If $Z=g(X_i)$, then general formula would be: $$ f_Z(z) = \int \delta\left(g(x_i)-z\right)f_{X_i}(x_i)dx_i, $$ where $\delta(x)$ is Kronecker delta function and $f_{X_i}(x_i)$ is probability density function of vector $x_i$.
If $X_i$ has independent components, then joint pdf is a product of pdfs: $f_{X_i}(x_i)=f_{X_1}(x_1)f_{X_2}(x_2)\ldots f_{X_n}(x_n)$.
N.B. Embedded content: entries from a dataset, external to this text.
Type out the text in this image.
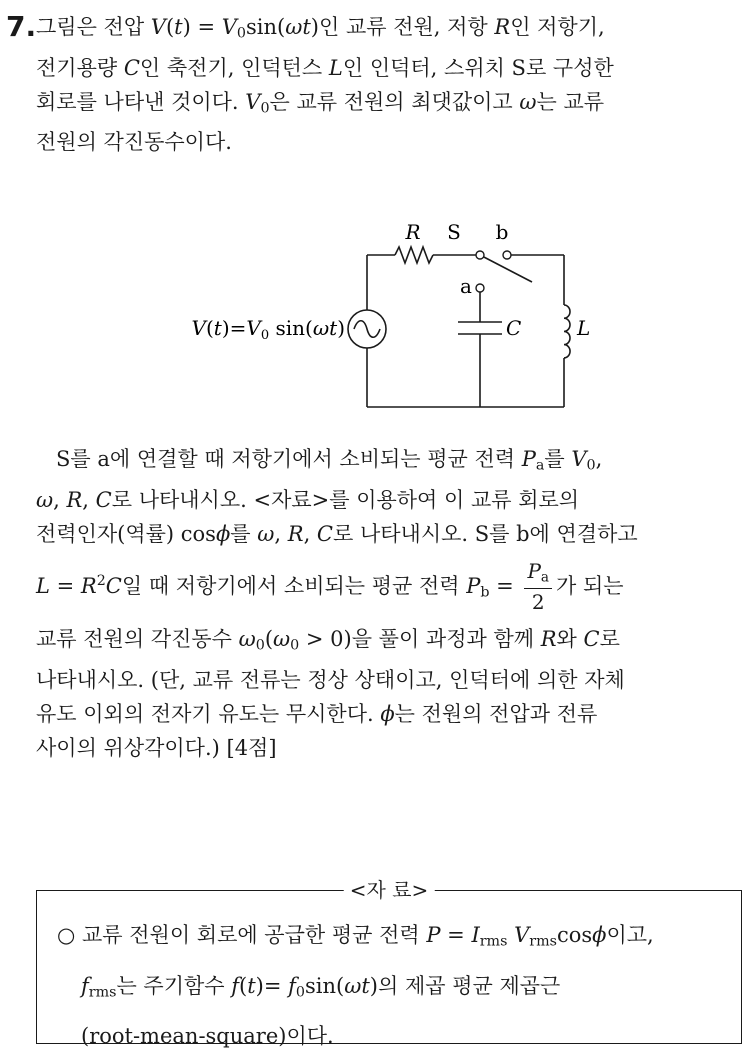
7. 그림은 전압 $V(t) = V_0\sin(\omega t)$인 교류 전원, 저항 R인 저항기,
전기용량 C인 축전기, 인덕턴스 L인 인덕터, 스위치 S로 구성한
회로를 나타낸 것이다. $V_0$은 교류 전원의 최댓값이고 ω는 교류
전원의 각진동수이다.
R S b
a
C	L
$V(t)=V_0$ sin(ωt)
S를 a에 연결할 때 저항기에서 소비되는 평균 전력 $P_a$를 $V_0$,
ω, R, C로 나타내시오. <자료>를 이용하여 이 교류 회로의
전력인자(역률) cosϕ를 ω, R, C로 나타내시오. S를 b에 연결하고
$L = R^2C$일 때 저항기에서 소비되는 평균 전력 $P_b = \frac{P_a}{2}$ 가 되는
교류 전원의 각진동수 $\omega_0(\omega_0 > 0)$을 풀이 과정과 함께 R와 C로
나타내시오. (단, 교류 전류는 정상 상태이고, 인덕터에 의한 자체
유도 이외의 전자기 유도는 무시한다. ϕ는 전원의 전압과 전류
사이의 위상각이다.) [4점]
<자 료>
○ 교류 전원이 회로에 공급한 평균 전력 $P = I_{rms}$ $V_{rms}\cos\phi$이고,
$f_{rms}$는 주기함수 $f(t)= f_0\sin(\omega t)$의 제곱 평균 제곱근
(root-mean-square)이다.
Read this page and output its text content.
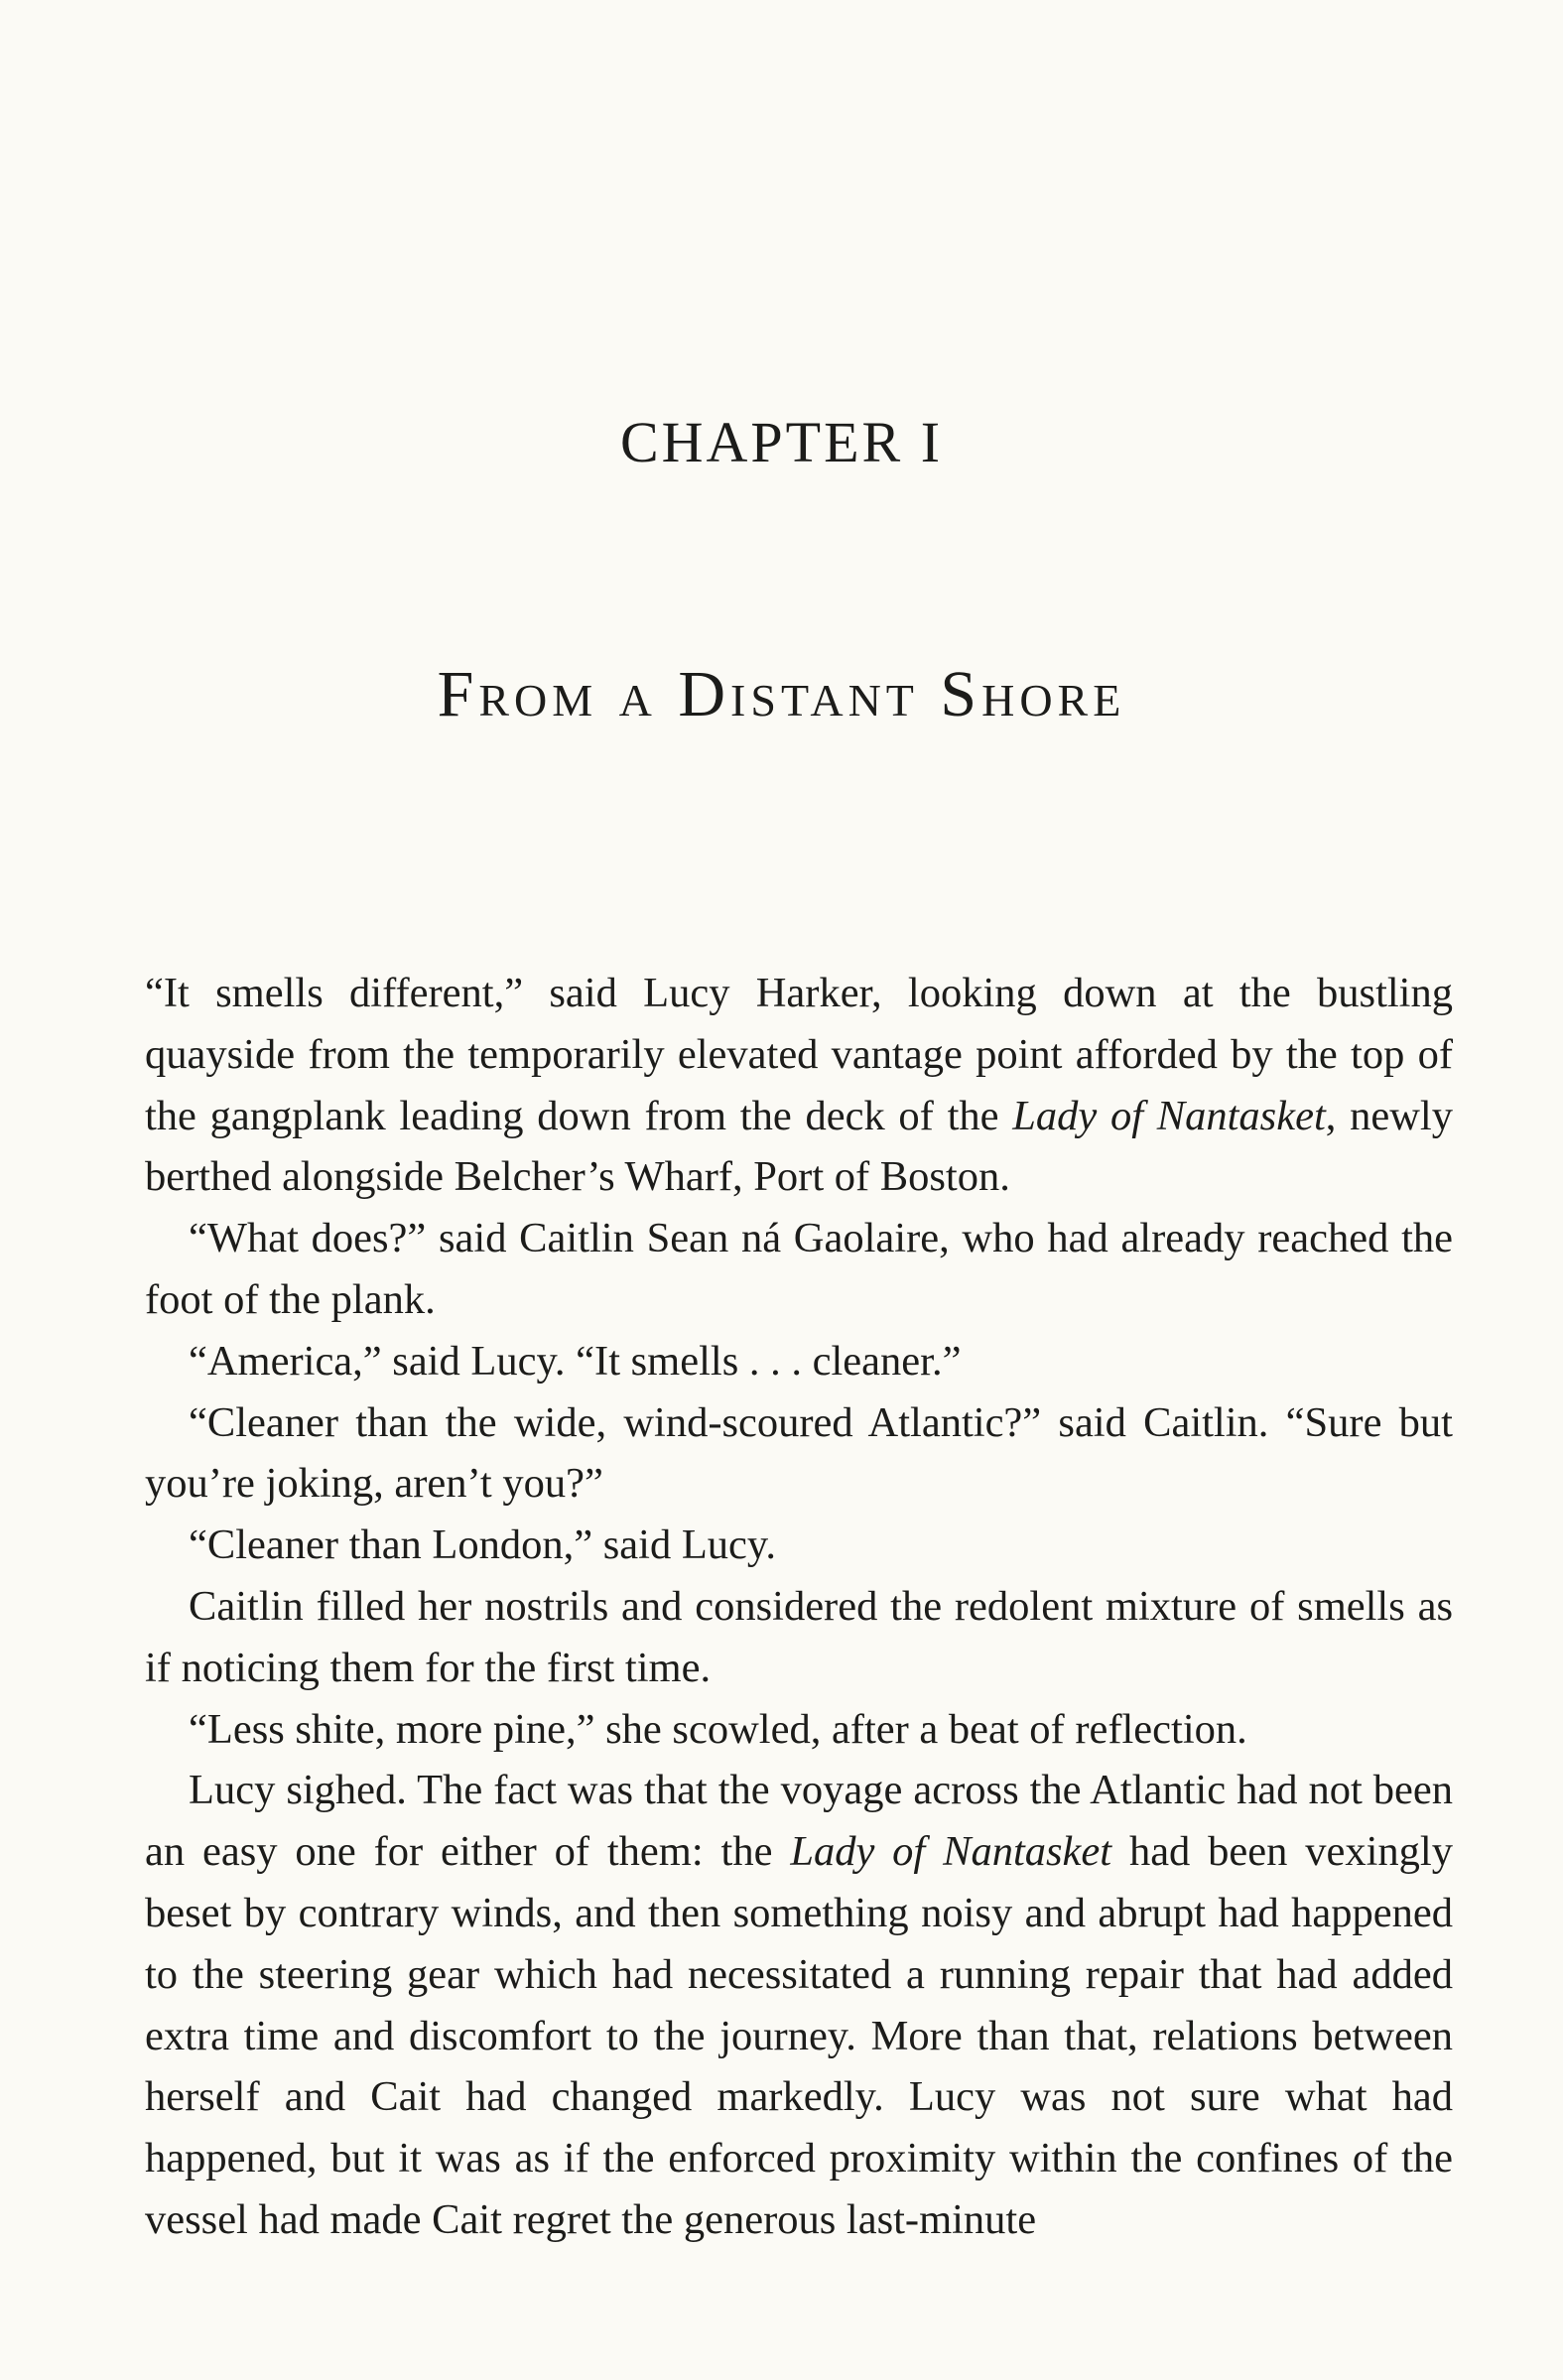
CHAPTER I
From a Distant Shore

“It smells different,” said Lucy Harker, looking down at the bustling quayside from the temporarily elevated vantage point afforded by the top of the gangplank leading down from the deck of the Lady of Nantasket, newly berthed alongside Belcher’s Wharf, Port of Boston.

“What does?” said Caitlin Sean ná Gaolaire, who had already reached the foot of the plank.

“America,” said Lucy. “It smells . . . cleaner.”

“Cleaner than the wide, wind-scoured Atlantic?” said Caitlin. “Sure but you’re joking, aren’t you?”

“Cleaner than London,” said Lucy.

Caitlin filled her nostrils and considered the redolent mixture of smells as if noticing them for the first time.

“Less shite, more pine,” she scowled, after a beat of reflection.

Lucy sighed. The fact was that the voyage across the Atlantic had not been an easy one for either of them: the Lady of Nantasket had been vexingly beset by contrary winds, and then something noisy and abrupt had happened to the steering gear which had necessitated a running repair that had added extra time and discomfort to the journey. More than that, relations between herself and Cait had changed markedly. Lucy was not sure what had happened, but it was as if the enforced proximity within the confines of the vessel had made Cait regret the generous last-minute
Finally, if it's possible to express one of the components $X_i$ from the function $g$, you can contract one of the integral and delta function: $$ f_{Z}(z) = \int\limits_{-\infty}^\infty\int\limits_{-\infty}^\infty\int\limits_{-\infty}^\infty \delta\left(5x_1+(x_2x_3)^2-z\right)f_{X_1}(x_1)f_{X_2}(x_2)f_{X_3}(x_3)dx_1dx_2dx_3=\\ \int\limits_{-\infty}^\infty\int\limits_{-\infty}^\infty \frac15f_{X_1}\left(\frac{z-(x_2x_3)^2}5\right)f_{X_2}(x_2)f_{X_3}(x_3)dx_2dx_3, $$